Updated

Federal deficits will total nearly $2.4 trillion over the next decade, the Congressional Budget Office (search) projected Monday, a worsening of nearly $1 trillion since its last forecast in August.

In its annual wintertime economic update, Congress' nonpartisan fiscal analyst also projected that the red ink would hit a record $477 billion this year.

Though the report envisions next year's shortfall dipping to $362 billion, the estimates are sure to become ammunition in the election-year fight over red ink. Already, Democrats are hitting President Bush for the stark reversal from huge surpluses of just three years ago, while conservative Republicans are criticizing him for excessive spending as well.

"The president wants to go to Mars (search), and he's got deficits going to the moon," said Sen. Kent Conrad of North Dakota, top Democrat on the Senate Budget Committee.

Treasury Secretary John Snow (search), in a speech delivered via satellite to a conference in London, repeated the administration's commitment to cut the deficit in half -- toward a size that is below 2 percent of gross domestic product -- over the next five years.

"Make no mistake; President Bush is serious about the deficit," Snow said.

While House Budget Committee Chairman Jim Nussle, R-Iowa, cited the report's improved expectations for the economy, he said Republicans must control spending and added, "Deficits do matter."

All the congressional projections assume the president and Congress will not cut taxes or increase spending -- an unlikely scenario, particularly with control of the White House and Congress up for grabs this November.

The report's short-term projections were in the neighborhood of where they were in the budget office's last report five months ago.

The most marked deterioration was for the decade ending 2013, for which the office projected cumulative deficits of $2.38 trillion. That was $986 billion worse than it estimated last August, and $3.7 trillion deeper than it projected a year ago.

The forecast worsened in part because the budget office assumed -- as it is required to by law -- that the $87.5 billion approved last year for wars in Iraq and Afghanistan will be renewed annually for the decade. Many lawmakers and analysts consider that unlikely.

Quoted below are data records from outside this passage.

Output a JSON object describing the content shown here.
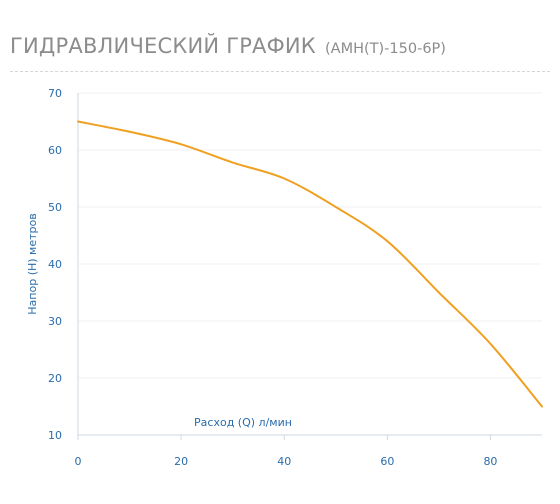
{
  "header": {
    "title": "ГИДРАВЛИЧЕСКИЙ ГРАФИК",
    "model": "(АМН(Т)-150-6Р)"
  },
  "chart_data": {
    "type": "line",
    "xlabel": "Расход (Q) л/мин",
    "ylabel": "Напор (Н) метров",
    "xlim": [
      0,
      90
    ],
    "ylim": [
      10,
      70
    ],
    "xticks": [
      0,
      20,
      40,
      60,
      80
    ],
    "yticks": [
      10,
      20,
      30,
      40,
      50,
      60,
      70
    ],
    "series": [
      {
        "x": [
          0,
          10,
          20,
          30,
          40,
          50,
          60,
          70,
          80,
          90
        ],
        "values": [
          65,
          63.2,
          61,
          57.8,
          55,
          50,
          44,
          35,
          26,
          15
        ]
      }
    ],
    "line_color": "#f0a020",
    "axis_color": "#2a6cab"
  }
}
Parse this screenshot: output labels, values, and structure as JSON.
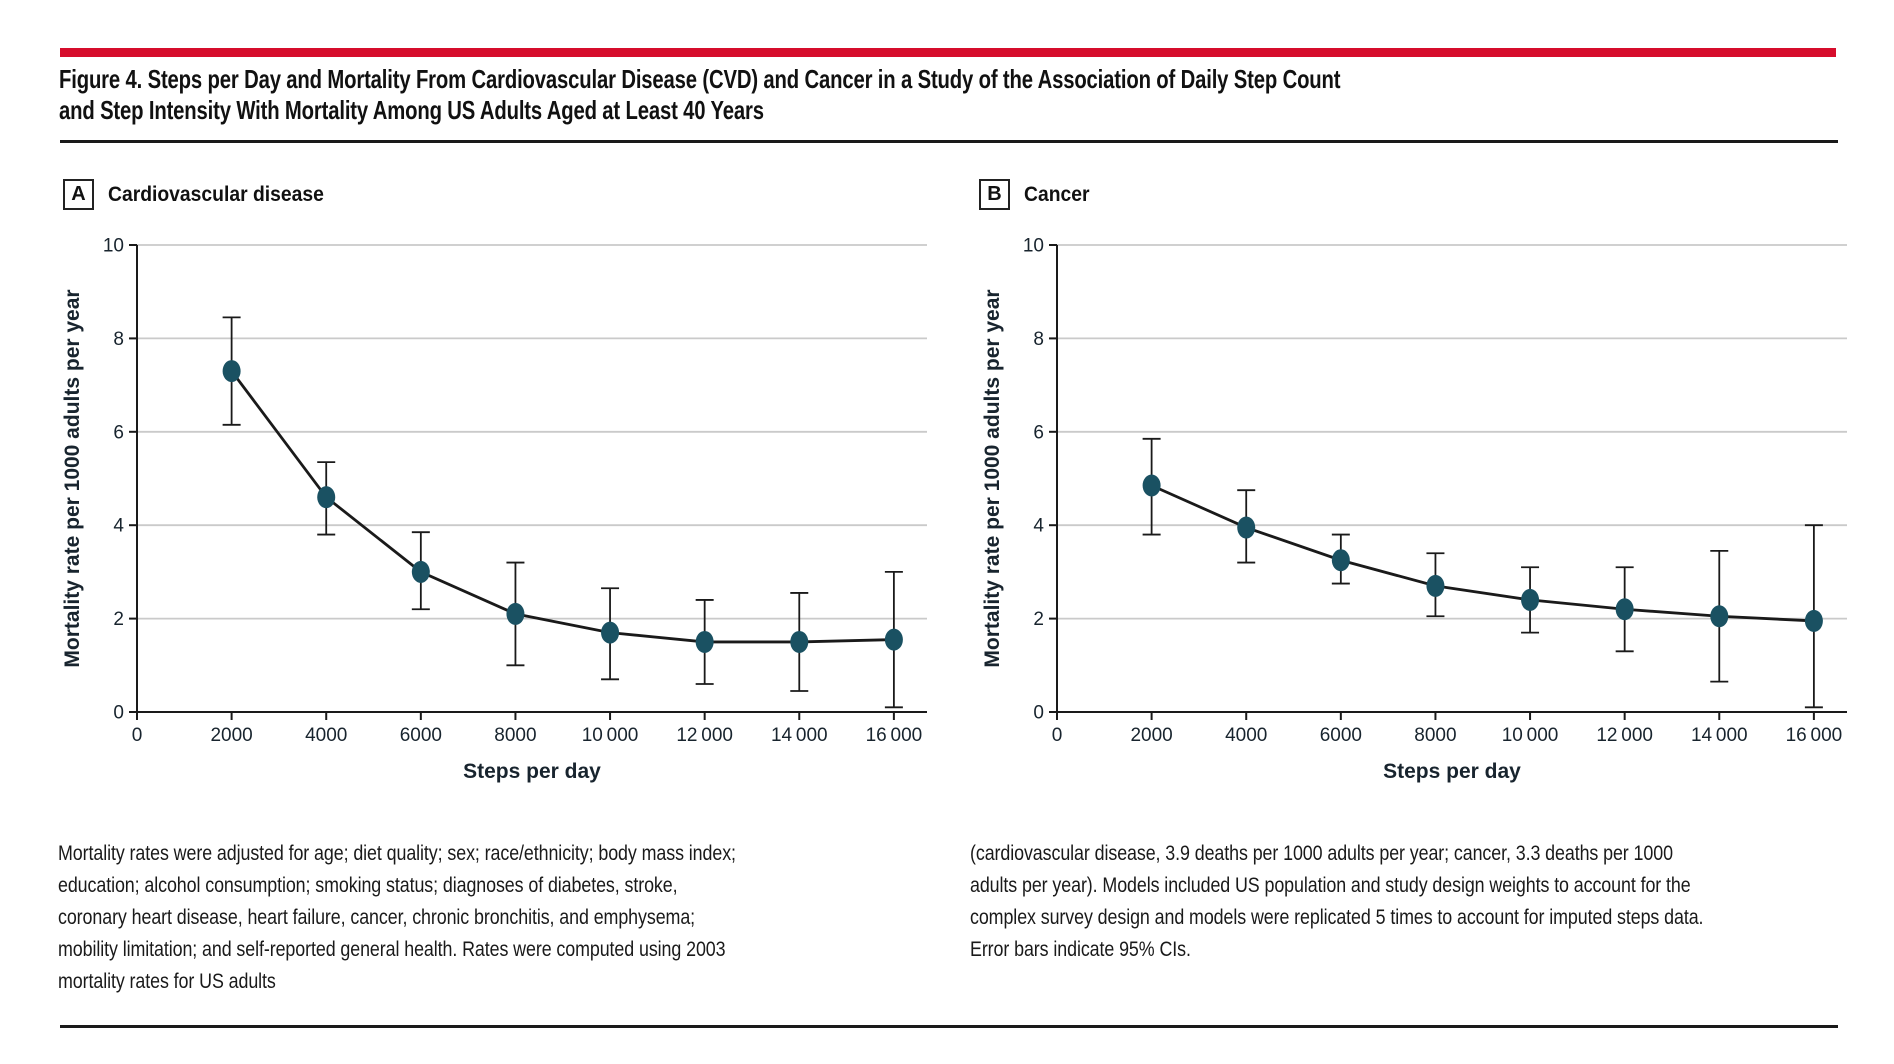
{
  "figure": {
    "accent_color": "#d60d2c",
    "title_line1": "Figure 4. Steps per Day and Mortality From Cardiovascular Disease (CVD) and Cancer in a Study of the Association of Daily Step Count",
    "title_line2": "and Step Intensity With Mortality Among US Adults Aged at Least 40 Years"
  },
  "chart_data": [
    {
      "type": "line",
      "panel_label": "A",
      "title": "Cardiovascular disease",
      "xlabel": "Steps per day",
      "ylabel": "Mortality rate per 1000 adults per year",
      "x": [
        2000,
        4000,
        6000,
        8000,
        10000,
        12000,
        14000,
        16000
      ],
      "series": [
        {
          "name": "Mortality rate (95% CI)",
          "values": [
            7.3,
            4.6,
            3.0,
            2.1,
            1.7,
            1.5,
            1.5,
            1.55
          ],
          "ci_low": [
            6.15,
            3.8,
            2.2,
            1.0,
            0.7,
            0.6,
            0.45,
            0.1
          ],
          "ci_high": [
            8.45,
            5.35,
            3.85,
            3.2,
            2.65,
            2.4,
            2.55,
            3.0
          ]
        }
      ],
      "xlim": [
        0,
        16700
      ],
      "ylim": [
        0,
        10
      ],
      "x_tick_values": [
        0,
        2000,
        4000,
        6000,
        8000,
        10000,
        12000,
        14000,
        16000
      ],
      "x_tick_labels": [
        "0",
        "2000",
        "4000",
        "6000",
        "8000",
        "10 000",
        "12 000",
        "14 000",
        "16 000"
      ],
      "y_tick_values": [
        0,
        2,
        4,
        6,
        8,
        10
      ],
      "grid": true,
      "legend_position": "none",
      "marker_color": "#1a5162",
      "line_color": "#1a1a1a",
      "grid_color": "#cacaca"
    },
    {
      "type": "line",
      "panel_label": "B",
      "title": "Cancer",
      "xlabel": "Steps per day",
      "ylabel": "Mortality rate per 1000 adults per year",
      "x": [
        2000,
        4000,
        6000,
        8000,
        10000,
        12000,
        14000,
        16000
      ],
      "series": [
        {
          "name": "Mortality rate (95% CI)",
          "values": [
            4.85,
            3.95,
            3.25,
            2.7,
            2.4,
            2.2,
            2.05,
            1.95
          ],
          "ci_low": [
            3.8,
            3.2,
            2.75,
            2.05,
            1.7,
            1.3,
            0.65,
            0.1
          ],
          "ci_high": [
            5.85,
            4.75,
            3.8,
            3.4,
            3.1,
            3.1,
            3.45,
            4.0
          ]
        }
      ],
      "xlim": [
        0,
        16700
      ],
      "ylim": [
        0,
        10
      ],
      "x_tick_values": [
        0,
        2000,
        4000,
        6000,
        8000,
        10000,
        12000,
        14000,
        16000
      ],
      "x_tick_labels": [
        "0",
        "2000",
        "4000",
        "6000",
        "8000",
        "10 000",
        "12 000",
        "14 000",
        "16 000"
      ],
      "y_tick_values": [
        0,
        2,
        4,
        6,
        8,
        10
      ],
      "grid": true,
      "legend_position": "none",
      "marker_color": "#1a5162",
      "line_color": "#1a1a1a",
      "grid_color": "#cacaca"
    }
  ],
  "footnote": {
    "left": "Mortality rates were adjusted for age; diet quality; sex; race/ethnicity; body mass index; education; alcohol consumption; smoking status; diagnoses of diabetes, stroke, coronary heart disease, heart failure, cancer, chronic bronchitis, and emphysema; mobility limitation; and self-reported general health. Rates were computed using 2003 mortality rates for US adults",
    "right": "(cardiovascular disease, 3.9 deaths per 1000 adults per year; cancer, 3.3 deaths per 1000 adults per year). Models included US population and study design weights to account for the complex survey design and models were replicated 5 times to account for imputed steps data. Error bars indicate 95% CIs."
  }
}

The office also factored in new costs like the prescription drug benefit created last fall. In addition, the report projects lower federal revenue than was anticipated earlier, partly as result of lower inflation that the budget office now expects.

But the budget office did not include the costs of programs or initiatives lawmakers are considered likely to approve in coming years. These include making at least some tax cuts permanent, changing the alternative minimum tax so it doesn't affect growing number of middle-income earners, and spending increases for popular programs or unforeseen needs like war or disasters.

The cumulative national debt is already over $7 trillion.

Bush plans to send Congress a $2.3 trillion budget for that year next Monday in the face of growing criticism by Democrats and conservatives over increased spending and surging federal shortfalls.

Underscoring the political pressure he feels, Bush and administration officials have said their budget will propose cutting the deficit to half of this year's level by 2009.

Bush has so far revealed no details of how he would achieve that. Democrats say his goal would be a minimal accomplishment because deficits are so high to start with. They also say it is meant as a distraction from the even deeper deficits expected when baby boomers retire in force just beyond a decade from now.

The deficit hit $375 billion in 2003, the highest in dollar terms ever. The previous record was $290 billion in 1992. Administration officials say the more important measure is how the shortfall compares to the size of the U.S. economy, a measure by which today's red ink is smaller than it was in the 1980s.

All the estimates assume lawmakers will not rewrite any tax laws and let spending grow only at the rate of inflation.

Because tax and spending changes are inevitable, the forecasts are not meant as a prediction. Rather, they provide lawmakers with a baseline from which to measure the effect their policies would have on the budget.

The two parties are already fighting over the red ink (search) that has materialized during the Bush years.

The budget's health has taken an abrupt nosedive after four straight years of annual surpluses that ran through 2001.

Only last January, the budget office estimated 10-year surpluses -- not deficits -- of $1.3 trillion. And in January 2001, when Bush took office, the projection was for a decade of black ink totaling $5.6 trillion.

Republicans say Bush is not to blame for the turnabout. Analysts say the surpluses have dissolved due to the recession, the tax cuts Bush pushed through Congress, and growing spending for defense, Medicare and other programs.

Even so, many Republicans have grown increasingly uneasy with the shortfalls. The public has mostly ignored the budget gaps, focusing instead on the economy, war and terrorism, but recent polls indicate people are paying more attention.